Por que jornalista deveria comprar uma Kombi

Márcio Rodrigo Delgado*

Pois é, até que durou muito essa Rachel Sherehazade metendo a boca no trobone. Eu estava só de olho, e embora gostasse, já havia mencionado que não ia durar muito.

Não é que eu tenha bola de cristal.

É que tenho experiência. E minha experiência diz que essa coisa de ‘imparcialidade e falar a verdade’, doa a quem doer, não é o padrão do jornalismo atual feito em nenhum lugar do mundo. E no Brasil não iria ser diferente.

Por traz de cada telejornal, revista, folheto informativo, programa de rádio e até de uma Kombi 1976 levando a notícia a áreas mais remotas com um alto falante no teto... por trás de tudo isso existe uma equipe. Ou alguém. Onde tem gente trabalhando, tem folha de pagamento. E toda folha de pagamento precisa de dinheiro porque ninguém vive de ideologia e vento - e a sua fatura do cartão de crédito, quando chega pelo correio lá pelo dia 20 de cada mês, antes mesmo do seu salário ser pago, não quer saber das suas boas intenções jornalísticas. Eles querem o dinheiro. E pronto.

Há aqueles jornalistas que ainda vivem num mundo paralelo. Quase encantando.

Vestem camisetas do Che Guevara. Votam no PT. Deixam a barba e o cabelo crescer. Tem horror a coluna social. Não tem nem idéia de quem foi Alexander McQueen ou quem é Miucia Prada e defendem Dilma com unhas, dentes, canetas e votos.

Estes estão sempre alfinetando os que são diferente deles. Os que, por não serem do contra, elegantemente aceitam convites para ir tomar champagne nas festas de lançamento de uma grife da moda e beliscar o caviar dos outros. Aqueles que fazem assessoria de imprensa para complementar o orçamento porque todo mundo gosta de conforto em casa.

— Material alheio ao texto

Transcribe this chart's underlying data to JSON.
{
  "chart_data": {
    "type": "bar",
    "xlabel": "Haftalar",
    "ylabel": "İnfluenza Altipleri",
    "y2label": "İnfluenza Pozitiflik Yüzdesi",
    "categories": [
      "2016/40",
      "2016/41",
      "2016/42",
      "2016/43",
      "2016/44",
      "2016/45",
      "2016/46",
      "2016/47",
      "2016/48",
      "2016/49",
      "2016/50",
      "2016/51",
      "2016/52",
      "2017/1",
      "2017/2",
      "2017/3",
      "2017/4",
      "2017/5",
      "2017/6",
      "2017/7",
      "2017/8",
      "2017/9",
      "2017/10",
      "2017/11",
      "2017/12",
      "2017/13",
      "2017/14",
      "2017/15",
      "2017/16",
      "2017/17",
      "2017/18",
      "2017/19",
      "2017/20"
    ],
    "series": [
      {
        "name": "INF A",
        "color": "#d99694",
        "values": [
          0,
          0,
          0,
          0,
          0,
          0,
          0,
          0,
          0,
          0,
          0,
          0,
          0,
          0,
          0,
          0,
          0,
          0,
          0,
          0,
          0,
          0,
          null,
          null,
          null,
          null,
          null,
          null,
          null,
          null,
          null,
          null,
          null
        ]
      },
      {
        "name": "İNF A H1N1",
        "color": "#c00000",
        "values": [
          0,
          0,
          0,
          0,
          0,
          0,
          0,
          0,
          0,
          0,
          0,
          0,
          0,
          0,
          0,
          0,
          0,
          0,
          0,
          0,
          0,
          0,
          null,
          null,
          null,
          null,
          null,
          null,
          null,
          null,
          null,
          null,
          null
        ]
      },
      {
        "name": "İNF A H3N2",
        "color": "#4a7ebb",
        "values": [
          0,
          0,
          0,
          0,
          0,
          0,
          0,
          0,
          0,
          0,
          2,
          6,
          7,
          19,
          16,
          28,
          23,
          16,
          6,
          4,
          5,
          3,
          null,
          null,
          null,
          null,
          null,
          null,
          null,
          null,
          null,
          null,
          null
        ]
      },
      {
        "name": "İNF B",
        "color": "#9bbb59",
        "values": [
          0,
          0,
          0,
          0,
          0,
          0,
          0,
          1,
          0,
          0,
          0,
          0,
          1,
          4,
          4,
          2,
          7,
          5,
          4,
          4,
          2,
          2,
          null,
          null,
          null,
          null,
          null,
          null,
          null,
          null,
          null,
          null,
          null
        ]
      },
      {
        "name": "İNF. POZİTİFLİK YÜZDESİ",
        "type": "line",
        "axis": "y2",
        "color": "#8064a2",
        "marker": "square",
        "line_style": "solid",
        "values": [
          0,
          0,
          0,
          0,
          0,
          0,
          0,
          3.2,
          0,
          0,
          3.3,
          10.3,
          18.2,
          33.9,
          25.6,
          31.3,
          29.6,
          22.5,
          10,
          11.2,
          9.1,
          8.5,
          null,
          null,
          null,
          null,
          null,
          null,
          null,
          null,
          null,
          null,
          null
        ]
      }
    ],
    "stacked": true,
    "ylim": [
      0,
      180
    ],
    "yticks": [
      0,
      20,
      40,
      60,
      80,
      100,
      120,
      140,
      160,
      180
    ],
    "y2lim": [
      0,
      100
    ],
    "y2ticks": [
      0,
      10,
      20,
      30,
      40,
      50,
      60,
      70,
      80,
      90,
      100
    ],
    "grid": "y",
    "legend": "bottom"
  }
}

E cá para nós: jornalista que recebe apenas o piso salarial, especialmente se for do nordeste, deve estar passando fome ou quase.

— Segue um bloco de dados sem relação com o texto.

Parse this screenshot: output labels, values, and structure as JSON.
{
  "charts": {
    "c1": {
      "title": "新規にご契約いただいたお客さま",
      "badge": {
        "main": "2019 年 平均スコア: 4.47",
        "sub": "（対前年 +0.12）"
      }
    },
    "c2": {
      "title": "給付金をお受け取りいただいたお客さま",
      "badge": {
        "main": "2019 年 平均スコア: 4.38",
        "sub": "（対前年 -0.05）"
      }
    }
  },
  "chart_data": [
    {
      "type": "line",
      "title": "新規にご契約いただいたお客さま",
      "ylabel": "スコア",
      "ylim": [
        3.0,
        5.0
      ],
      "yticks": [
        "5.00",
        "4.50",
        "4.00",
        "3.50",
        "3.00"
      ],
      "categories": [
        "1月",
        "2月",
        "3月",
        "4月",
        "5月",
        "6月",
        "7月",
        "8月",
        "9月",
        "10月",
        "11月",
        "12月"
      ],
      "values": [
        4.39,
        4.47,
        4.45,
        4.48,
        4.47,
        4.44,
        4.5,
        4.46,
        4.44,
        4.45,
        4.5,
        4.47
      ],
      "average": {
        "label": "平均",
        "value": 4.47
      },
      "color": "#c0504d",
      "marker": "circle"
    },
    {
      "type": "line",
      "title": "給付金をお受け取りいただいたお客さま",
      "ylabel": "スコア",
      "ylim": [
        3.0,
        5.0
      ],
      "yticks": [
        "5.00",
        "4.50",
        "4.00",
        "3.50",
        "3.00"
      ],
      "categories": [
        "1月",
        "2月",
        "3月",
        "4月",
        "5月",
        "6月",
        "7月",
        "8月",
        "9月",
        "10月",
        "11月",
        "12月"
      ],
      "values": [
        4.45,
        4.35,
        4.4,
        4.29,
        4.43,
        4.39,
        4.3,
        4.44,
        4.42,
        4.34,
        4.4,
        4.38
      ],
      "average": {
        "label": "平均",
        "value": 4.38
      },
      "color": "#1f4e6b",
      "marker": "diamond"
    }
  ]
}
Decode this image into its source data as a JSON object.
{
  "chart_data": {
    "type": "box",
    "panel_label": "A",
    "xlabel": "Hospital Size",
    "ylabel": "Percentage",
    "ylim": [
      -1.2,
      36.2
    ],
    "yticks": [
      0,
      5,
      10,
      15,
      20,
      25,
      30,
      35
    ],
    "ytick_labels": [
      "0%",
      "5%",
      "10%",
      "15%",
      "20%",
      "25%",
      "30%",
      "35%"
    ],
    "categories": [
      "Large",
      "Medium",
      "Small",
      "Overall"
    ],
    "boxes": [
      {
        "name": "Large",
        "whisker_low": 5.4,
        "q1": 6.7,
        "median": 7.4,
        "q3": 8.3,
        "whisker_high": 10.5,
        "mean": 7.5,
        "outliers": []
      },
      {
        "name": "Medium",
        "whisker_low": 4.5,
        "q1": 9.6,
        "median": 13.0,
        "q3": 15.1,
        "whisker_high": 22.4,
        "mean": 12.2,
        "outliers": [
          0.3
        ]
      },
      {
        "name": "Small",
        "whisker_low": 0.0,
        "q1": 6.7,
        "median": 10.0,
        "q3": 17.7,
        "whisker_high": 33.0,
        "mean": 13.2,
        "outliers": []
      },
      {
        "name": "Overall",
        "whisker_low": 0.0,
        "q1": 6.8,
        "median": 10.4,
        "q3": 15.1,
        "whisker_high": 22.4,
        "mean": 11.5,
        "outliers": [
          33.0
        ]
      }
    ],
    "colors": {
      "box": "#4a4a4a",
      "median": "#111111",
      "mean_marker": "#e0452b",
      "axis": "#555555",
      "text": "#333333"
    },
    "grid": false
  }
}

Não assino embaixo de tudo que Rachel Sheherazade palpita (ou palpitava?), como defender a ação de “justiceiros”, que espancaram e amarraram no poste um adolescente suspeito de furto no Rio de Janeiro. O fato é que, após representações na Justiça e possibilidade de punição da emissora que a emprega, a âncora não vai mais emitir opiniões no telejornal SBT Brasil. Calaram a Sheherazade, para encurtar o trololó.

Nos dias atuais, não raramente, a ‘democracia’ jornalística acaba onde começa o interesse comercial dos anunciantes – ou políticos. E jornalista que não concordar com isso tem duas opções: ou aprende a trabalhar em parceria com o setor de vendas e aceita que a democracia também é um direito de quem paga a conta ...... ou pode pedir as contas, comprar uma Kombi 1976 com um alto falante no teto e sair por aí dando uma de Rachel Sheherazade por esse Brasil a fora, ao vivo, sem ter que dar satisfação editorial ou comercial a Zé nenhum - Mas sem salário também.

Antigamente, o sonho de todo jornalista empreendedor era ter o seu próprio veículo de comunicação.

Hoje em dia, o único veículo para jornalista 'cabeça' que não aceita a pressão comercial e se posiciona fortemente contra tudo é um carro velho. Ou mudar de profissão.

Sheherazade, agora é contigo: Caviar ou Kombi?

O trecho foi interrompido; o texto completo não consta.